Despite weak global cues, the Indian market managed to close higher for the fifth consecutive session on September 7. This uptrend was supported by gains in capital goods, banking, and real estate sectors, leading to the Nifty index crossing the crucial 19,700 level. Investors continue to display optimism regarding India's long-term growth potential.

NIFTY: The index opened 13 points lower at 19,598 and made a high of 19,737 before closing at 19,727. Nifty has formed a long bullish candlestick pattern on the daily chart.
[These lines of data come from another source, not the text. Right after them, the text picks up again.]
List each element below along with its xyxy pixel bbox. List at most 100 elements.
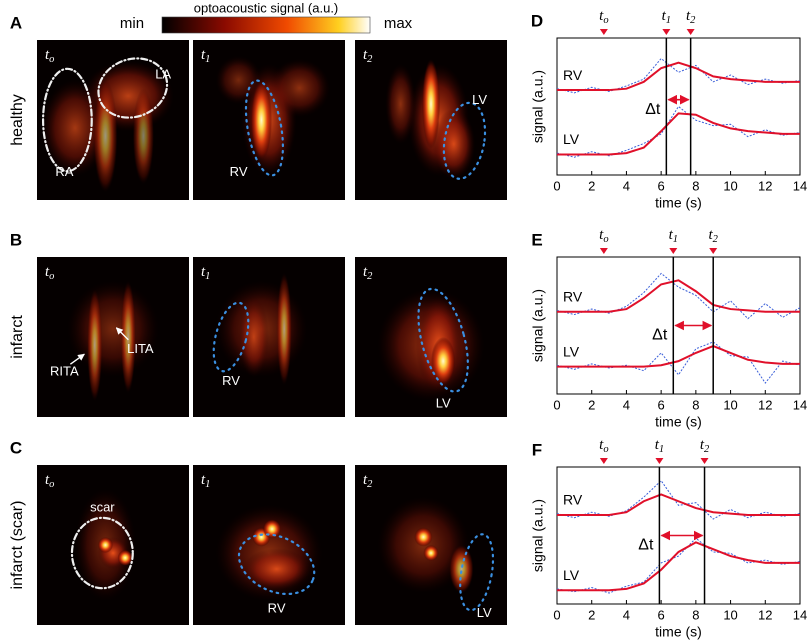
time-label-sub: o: [603, 15, 608, 26]
time-label-base: t: [599, 227, 604, 243]
image-time-sub: o: [49, 479, 54, 490]
colorbar-title: optoacoustic signal (a.u.): [194, 0, 339, 15]
heat-blob: [385, 64, 416, 144]
heat-blob: [87, 289, 103, 401]
image-time-base: t: [45, 47, 50, 63]
heat-blob: [120, 281, 136, 393]
colorbar-max: max: [384, 15, 413, 32]
series-label: LV: [563, 343, 580, 359]
heat-blob: [97, 537, 113, 553]
fit-curve: [557, 61, 800, 92]
region-outline: [70, 516, 134, 590]
time-label: t1: [662, 8, 671, 26]
heat-blob: [423, 545, 439, 561]
image-label: LV: [436, 396, 451, 411]
panel-letter: B: [10, 230, 22, 249]
x-tick-label: 2: [588, 397, 595, 412]
x-tick-label: 4: [623, 397, 630, 412]
x-tick-label: 6: [658, 607, 665, 622]
raw-trace: [556, 341, 801, 384]
x-tick-label: 14: [793, 607, 807, 622]
time-marker: [700, 458, 709, 464]
time-marker: [599, 458, 608, 464]
time-label: to: [599, 227, 608, 245]
heat-blob: [262, 519, 282, 539]
x-tick-label: 8: [692, 397, 699, 412]
time-label: t1: [669, 227, 678, 245]
time-label-sub: o: [603, 234, 608, 245]
time-label-sub: 2: [690, 15, 696, 26]
time-label-base: t: [686, 8, 691, 24]
time-label: to: [599, 437, 608, 455]
image-label: RV: [230, 164, 248, 179]
image-time-sub: 1: [205, 54, 210, 65]
x-tick-label: 2: [588, 607, 595, 622]
region-outline: [212, 301, 250, 373]
series-label: RV: [563, 492, 583, 508]
image-time-base: t: [201, 264, 206, 280]
heat-blob: [117, 549, 133, 566]
image-label: LV: [472, 92, 487, 107]
time-label-sub: o: [603, 444, 608, 455]
image-label: RV: [268, 600, 286, 615]
raw-trace: [556, 272, 801, 320]
x-tick-label: 4: [623, 178, 630, 193]
heat-blob: [132, 88, 155, 184]
image-label: RITA: [50, 364, 79, 379]
image-time-sub: 2: [367, 271, 373, 282]
pointer-arrow: [69, 353, 85, 365]
image-time: to: [45, 47, 54, 65]
y-axis-label: signal (a.u.): [530, 289, 546, 362]
colorbar: [161, 16, 371, 34]
heat-blob: [67, 281, 159, 377]
time-label-base: t: [662, 8, 667, 24]
series-label: LV: [563, 131, 580, 147]
time-marker: [655, 458, 664, 464]
x-tick-label: 8: [692, 607, 699, 622]
image-time: t2: [363, 472, 373, 490]
image-time-sub: 1: [205, 271, 210, 282]
region-outline: [41, 67, 93, 173]
time-marker: [686, 29, 695, 35]
time-label-base: t: [700, 437, 705, 453]
x-tick-label: 12: [758, 607, 772, 622]
region-outline: [244, 79, 284, 177]
image-time-base: t: [201, 472, 206, 488]
image-time-base: t: [363, 264, 368, 280]
time-label: t1: [655, 437, 664, 455]
time-label-sub: 2: [713, 234, 719, 245]
image-time-sub: 2: [367, 54, 373, 65]
delta-label: Δt: [645, 101, 661, 118]
fit-curve: [557, 112, 800, 156]
x-tick-label: 2: [588, 178, 595, 193]
time-marker: [599, 29, 608, 35]
heat-blob: [432, 108, 476, 180]
x-tick-label: 0: [553, 397, 560, 412]
heat-blob: [431, 337, 456, 385]
x-tick-label: 14: [793, 178, 807, 193]
image-label: LA: [155, 67, 171, 82]
x-tick-label: 10: [723, 607, 737, 622]
region-outline: [237, 533, 316, 596]
image-time-sub: o: [49, 271, 54, 282]
image-label: scar: [90, 500, 115, 515]
time-label-sub: 1: [659, 444, 664, 455]
image-time: t1: [201, 47, 210, 65]
time-label-base: t: [599, 8, 604, 24]
x-axis-label: time (s): [655, 624, 702, 640]
time-marker: [669, 248, 678, 254]
colorbar-min: min: [120, 15, 144, 32]
y-axis-label: signal (a.u.): [530, 499, 546, 572]
row-label: infarct: [9, 315, 26, 359]
x-tick-label: 6: [658, 397, 665, 412]
image-time-sub: 2: [367, 479, 373, 490]
image-time: to: [45, 472, 54, 490]
time-label-sub: 1: [673, 234, 678, 245]
fit-curve: [557, 344, 800, 368]
image-time-base: t: [363, 472, 368, 488]
image-time: t1: [201, 472, 210, 490]
x-axis-label: time (s): [655, 195, 702, 211]
heat-blob: [238, 297, 269, 377]
series-label: RV: [563, 67, 583, 83]
time-label-base: t: [669, 227, 674, 243]
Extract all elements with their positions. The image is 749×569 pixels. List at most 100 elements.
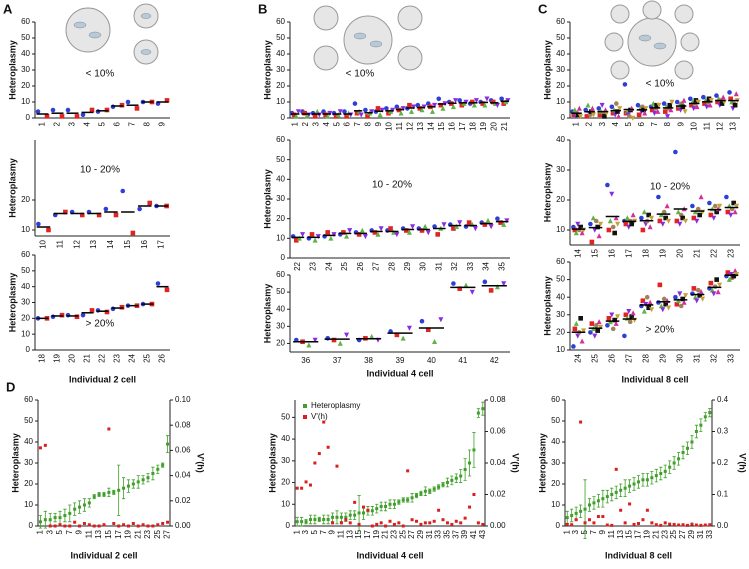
cell-point: [607, 218, 613, 224]
x-tick-label: 3: [68, 121, 77, 126]
heteroplasmy-point: [68, 511, 72, 515]
y-tick-label: 0: [26, 345, 31, 354]
vh-point: [690, 522, 694, 526]
x-tick-label: 17: [625, 248, 634, 257]
cell-point: [501, 221, 507, 227]
cell-point: [457, 98, 463, 103]
cell-point: [717, 203, 723, 209]
vh-point: [73, 520, 77, 524]
cell-point: [451, 226, 456, 231]
cell-point: [576, 105, 582, 111]
cell-point: [331, 337, 337, 343]
schematic-c: [604, 0, 700, 80]
cell-point: [388, 226, 393, 231]
cell-point: [422, 223, 428, 229]
cell-point: [599, 102, 605, 108]
heteroplasmy-point: [694, 430, 698, 433]
vh-point: [370, 524, 374, 528]
x-tick-label: 25: [153, 529, 162, 538]
cell-point: [727, 90, 732, 95]
cell-point: [612, 317, 617, 323]
cell-point: [614, 101, 619, 106]
vh-point: [107, 427, 111, 431]
y-tick-label: 40: [276, 304, 285, 313]
heteroplasmy-point: [156, 467, 160, 471]
x-tick-label: 19: [372, 529, 381, 538]
cell-point: [715, 289, 721, 295]
cell-point: [337, 340, 343, 346]
heteroplasmy-point: [654, 474, 658, 478]
cell-point: [680, 104, 686, 110]
vh-point: [331, 521, 335, 525]
x-tick-label: 19: [659, 248, 668, 257]
x-tick-label: 24: [324, 261, 333, 270]
cell-point: [658, 303, 664, 309]
x-tick-label: 2: [53, 121, 62, 126]
vh-point: [445, 521, 449, 525]
cell-point: [683, 293, 689, 299]
cell-point: [673, 149, 678, 155]
cell-point: [419, 228, 425, 233]
vh-point: [668, 522, 672, 526]
cell-point: [717, 282, 723, 288]
cell-point: [646, 212, 651, 218]
cell-point: [463, 282, 469, 288]
y-tick-label: 50: [21, 266, 30, 275]
cell-point: [690, 203, 695, 209]
vh-point: [156, 523, 160, 527]
cell-point: [697, 293, 702, 298]
cell-point: [372, 230, 378, 235]
y2-tick-label: 0.00: [490, 521, 506, 530]
vh-point: [304, 480, 308, 484]
heteroplasmy-point: [428, 489, 432, 493]
y-tick-label: 40: [21, 49, 30, 58]
cell-point: [341, 230, 346, 235]
cell-point: [606, 316, 612, 321]
x-axis-label: Individual 4 cell: [356, 550, 423, 560]
x-tick-label: 17: [363, 529, 372, 538]
x-tick-label: 16: [447, 121, 456, 130]
vh-point: [366, 508, 370, 512]
heteroplasmy-point: [295, 520, 299, 524]
heteroplasmy-point: [397, 500, 401, 504]
heteroplasmy-point: [570, 514, 574, 517]
vh-point: [699, 523, 703, 527]
cell-point: [120, 188, 126, 194]
cell-point: [451, 281, 456, 286]
y-tick-label: 0: [286, 521, 291, 530]
x-tick-label: 31: [693, 353, 702, 362]
cell-point: [677, 291, 683, 297]
cell-point: [714, 277, 719, 282]
vh-point: [300, 486, 304, 490]
y-tick-label: 30: [281, 456, 290, 465]
cell-point: [575, 221, 581, 227]
heteroplasmy-point: [614, 490, 618, 494]
cell-point: [74, 314, 80, 320]
x-tick-label: 39: [460, 529, 469, 538]
cell-point: [347, 228, 353, 234]
cell-point: [641, 209, 647, 215]
y-tick-label: 20: [21, 81, 30, 90]
cell-point: [667, 102, 673, 108]
cell-point: [113, 212, 119, 218]
cell-point: [309, 232, 315, 237]
x-tick-label: 43: [478, 529, 487, 538]
vh-point: [570, 523, 574, 527]
x-tick-label: 21: [500, 121, 509, 130]
cell-point: [579, 338, 585, 344]
y-tick-label: 10: [551, 500, 560, 509]
x-tick-label: 20: [676, 248, 685, 257]
cell-point: [425, 327, 431, 333]
y-tick-label: 50: [276, 287, 285, 296]
cell-point: [707, 200, 712, 206]
vh-point: [122, 523, 126, 527]
y-tick-label: 40: [551, 437, 560, 446]
cell-point: [36, 221, 41, 227]
x-tick-label: 33: [727, 353, 736, 362]
cell-point: [325, 113, 331, 119]
x-tick-label: 21: [83, 353, 92, 362]
x-tick-label: 29: [403, 261, 412, 270]
x-tick-label: 42: [490, 356, 499, 365]
cell-point: [695, 206, 701, 212]
cell-point: [630, 310, 636, 316]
Trading volumes have remained high for all trading days since the beginning of the September series. Its immediate resistance level is now placed at 19,800 while immediate support is at 19,600.

BANK NIFTY:  The index opened flat at 44,418 and closed at 44,878. Bank Nifty has formed a long bullish candlestick pattern on the daily scale. Its immediate resistance level is now placed at 45,000 while support is at 44,500.

Indices closing for 07th September 2023
Major Market Indices data
Nifty Gainers & Losers

Stocks in Spotlight

HCL Tech Ltd:  Stock closed 1.5% higher after the company signed a multi-year managed public cloud services agreement with German technology and high-tech industry giant Siemens AG.

▪  United Breweries Ltd:  Stock jumped over 5% after the alcoholic beverages’ maker announced the appointment of Vivek Gupta as the new Managing Director and Chief Executive Officer.

▪  Strides Pharma Ltd:  Stock rose nearly 4% after the company's board approved the acquisition of 100% shareholding in Strides Pharma Services Pvt Ltd.

Global News

▪  European stock markets were mixed on Thursday, with investors assessing US inflationary pressures and euro zone data.

▪  Asia-Pacific markets were mostly lower, following a sell-off on Wall Street and as investors assess trade data from China and Australia.

▪  Oil prices eased on Thursday as worries over demand due to a seasonal slowdown during winter and an uncertain economic outlook for China outweighed expectations of tighter supplies from extended production cuts in Saudi Arabia and Russia.